Es war an einem Morgen im Frühjahr, als ich meinen ersten Anfall bekam.
Ich hatte so'n bisschen über mich und das Leben nachgedacht,
als mir plötzlich speiübel davon wurde, und irgendwas drückte mir den Hals so zu,
dass ich dachte, ich müsste ersticken.
Ich stürzte auf die Straße, schnappte wie ein Irrer nach Luft,
aber es kam noch viel schlimmer:
Mir wurde schwindelig, ich drehte mich zehnmal um mich selbst und dachte,
alle Leute zeigten mit dem Fingern auf mich, bis ich dann merkte,
dass ich gar nichts anhatte.

Ich rannte, und rannte, fand dann irgendwann ein offenes Parterrefenster,
kletterte rein und verkroch mich, zitternd vor Angst und Kälte, in irgendeine Ecke.
Es dauerte eine ganze Weile, bis ich merkte,
dass ich mich in einem Trödelladen befand:
Der ganze Raum hing voll mit alten Klamotten,
und ich zog mir sofort eine Pluderhose, Stulpenstiefel und ein Kettenhemd an,
hängte mir noch 'ne alte Armbrust über die Schulter
und fühlte mich augenblicklich wieder gelassen und unangreifbar.
Ich marschierte über die Straße und stand dann plötzlich vor dem Personaleingang
des Kaufhauses, wo ich bis dahin die Papierverbrennungsanlage bedient hatte.
Als ich das sah, wurde mir schlecht vor Wut.
Ich rannte den Pförtner über den Haufen, riss sämtliche Telefonkabel ab,
brach die Stempeluhr aus der Wand und tobte weiter in die Verkaufsräume.

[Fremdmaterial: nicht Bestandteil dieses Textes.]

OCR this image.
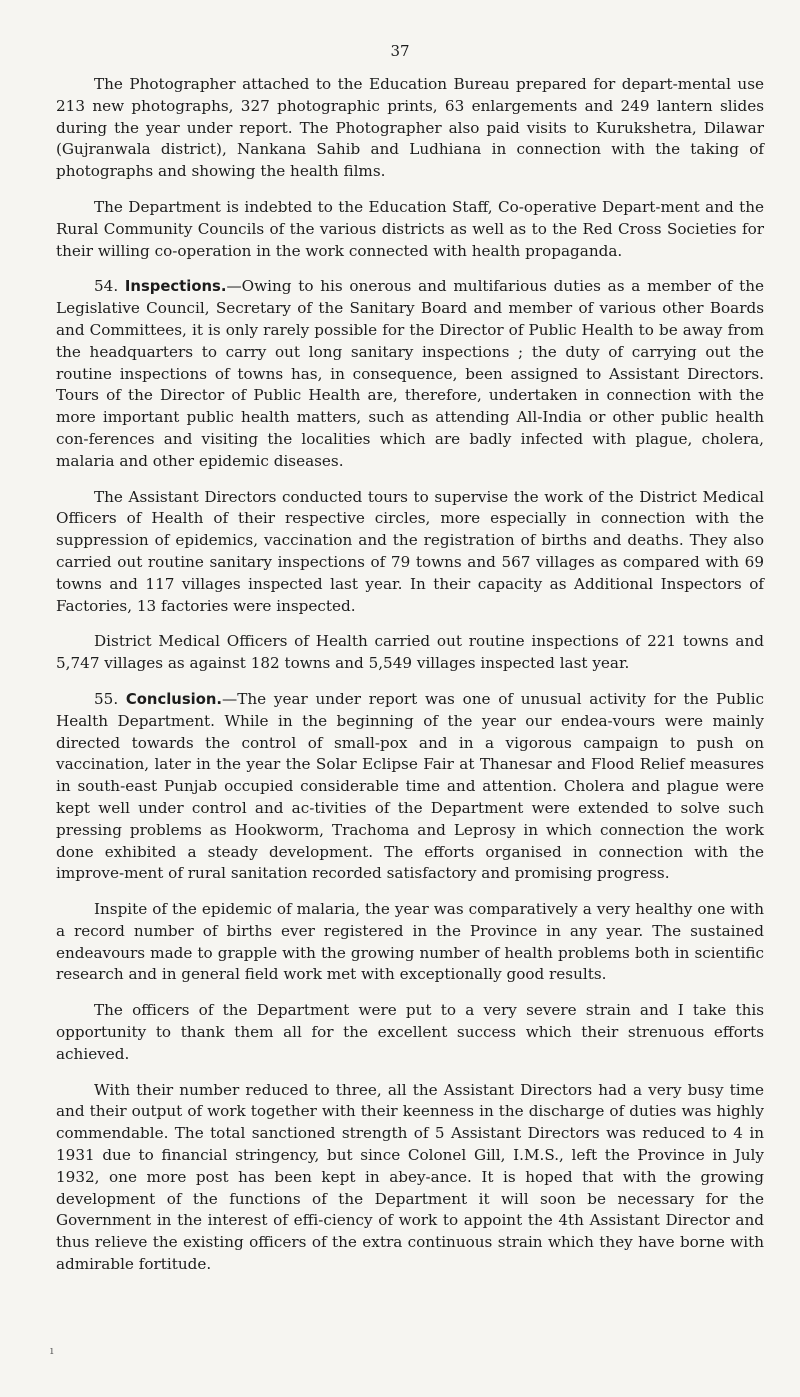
37

The Photographer attached to the Education Bureau prepared for depart-mental use 213 new photographs, 327 photographic prints, 63 enlargements and 249 lantern slides during the year under report. The Photographer also paid visits to Kurukshetra, Dilawar (Gujranwala district), Nankana Sahib and Ludhiana in connection with the taking of photographs and showing the health films.

The Department is indebted to the Education Staff, Co-operative Depart-ment and the Rural Community Councils of the various districts as well as to the Red Cross Societies for their willing co-operation in the work connected with health propaganda.

54. Inspections.—Owing to his onerous and multifarious duties as a member of the Legislative Council, Secretary of the Sanitary Board and member of various other Boards and Committees, it is only rarely possible for the Director of Public Health to be away from the headquarters to carry out long sanitary inspections ; the duty of carrying out the routine inspections of towns has, in consequence, been assigned to Assistant Directors. Tours of the Director of Public Health are, therefore, undertaken in connection with the more important public health matters, such as attending All-India or other public health con-ferences and visiting the localities which are badly infected with plague, cholera, malaria and other epidemic diseases.

The Assistant Directors conducted tours to supervise the work of the District Medical Officers of Health of their respective circles, more especially in connection with the suppression of epidemics, vaccination and the registration of births and deaths. They also carried out routine sanitary inspections of 79 towns and 567 villages as compared with 69 towns and 117 villages inspected last year. In their capacity as Additional Inspectors of Factories, 13 factories were inspected.

District Medical Officers of Health carried out routine inspections of 221 towns and 5,747 villages as against 182 towns and 5,549 villages inspected last year.

55. Conclusion.—The year under report was one of unusual activity for the Public Health Department. While in the beginning of the year our endea-vours were mainly directed towards the control of small-pox and in a vigorous campaign to push on vaccination, later in the year the Solar Eclipse Fair at Thanesar and Flood Relief measures in south-east Punjab occupied considerable time and attention. Cholera and plague were kept well under control and ac-tivities of the Department were extended to solve such pressing problems as Hookworm, Trachoma and Leprosy in which connection the work done exhibited a steady development. The efforts organised in connection with the improve-ment of rural sanitation recorded satisfactory and promising progress.

Inspite of the epidemic of malaria, the year was comparatively a very healthy one with a record number of births ever registered in the Province in any year. The sustained endeavours made to grapple with the growing number of health problems both in scientific research and in general field work met with exceptionally good results.

The officers of the Department were put to a very severe strain and I take this opportunity to thank them all for the excellent success which their strenuous efforts achieved.

With their number reduced to three, all the Assistant Directors had a very busy time and their output of work together with their keenness in the discharge of duties was highly commendable. The total sanctioned strength of 5 Assistant Directors was reduced to 4 in 1931 due to financial stringency, but since Colonel Gill, I.M.S., left the Province in July 1932, one more post has been kept in abey-ance. It is hoped that with the growing development of the functions of the Department it will soon be necessary for the Government in the interest of effi-ciency of work to appoint the 4th Assistant Director and thus relieve the existing officers of the extra continuous strain which they have borne with admirable fortitude.

ı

Als ich in die Spielwarenabteilung kam,
stand der erste Verkäufer wieder mal von einem Stützpfeiler
halb verborgen auf 'ner Leiter,
um die Kinder beim Klauen besser erwischen zu können.
Die liefert er dann immer der Geschäftsleitung aus und kassiert 'ne dicke Prämie
pro Nase. Sein dreckiges Grinsen, als er mich sah, brachte mich so auf,
dass ich, ohne zu zielen, meine Armbrust auf ihn abdrückte,
und der Bolzen fuhr ihm dicht am Hals vorbei durch den Anzugkragen
und nagelte ihm am Pfeiler fest. Ich trat die Leiter unter ihm weg
und ließ ihn da hängen wie 'nen Schluck Wasser,
und während er zappelte und schrie,
schmiss ich eine Stellage nach der anderen um
und verteilte das Spielzeug unter die Kinder.
Und mitten im größten Tumult tauchte der Chef des Hauses auf
und zischte mich an: 'Was machen Sie denn da?
Sofort kommen Sie mit in mein Büro, Sie Idiot!'
Ich spannte nur meine Armbrust und sagte:
'Leck mich doch am Arsch, du Motherfucker! Hände hoch und vorwärts!'
Er sah den Verkäufer am Pfeiler baumeln und wurde leichenblass.
Ich schubste ihn in den Lastenfahrstuhl,
ohne dass die Kunden deswegen stutzig wurden,
die das Ganze für 'ne Werbeaktion hielten, fuhr mit ihm in den Keller,
runter in die Papierverbrennung, und gab ihm einen Tritt,
und er flog durch das riesige Ofenloch mitten ins Feuer,
und als draußen die Polizeisirenen heulten,
war schon nichts mehr von ihm übrig.
Ich rannte nach draußen, warf die Armbrust weg,
schwang mich auf ein herrenloses Damenfahrrad
und jagte quer durch die City zum Ortsausgang,
und nach einer Stunde Fahrt fiel ich halb tot vor Erschöpfung vom Rad
und schlief unter einem Gebüsch ein.
Am nächsten Morgen war es eisig kalt,
und mit der Kälte kam die Angst:
Ich hatte eine Führungskraft umgebracht.
Jetzt würde man mich überall suchen und hetzen.
Und in meiner Panik wühlte ich mich immer tiefer
und tiefer in den Wald,
und gegen Mittag fand ich einen verlassenen Luftschutzbunker.
Die Tür war offen, und in einer Ecke lag eine Maschinenpistole,
in Ölpapier gewickelt, und eine Kiste Munition.
Ich setzte die Waffe zusammen - sie funktionierte -
und ich fühlte mich sofort wieder unbesiegbar.
Ich beschloss, mich im Bunker einzurichten
und mir gleich Vorräte zu beschaffen, um in der Illegalität überleben zu können.
Und noch am selben Tag knackte ich drei Banken.
Ich zwängte mich jedes Mal mit dem Fahrrad durch die Tür,
drehte eine Runde im Schalterraum, feuerte mit der MP in die Decke,
dass der Kalk nur so spritzte, und schrie:
'Ich bin der Rattenfänger von Hameln, wo sind hier die Mäuse?'
Und als ich auf diese Weise hunderttausend Mark zusammen hatte,
ging ich noch schnell in den Supermarkt einkaufen
und erreichte dann auf Schleichwegen wieder meinen Bunker.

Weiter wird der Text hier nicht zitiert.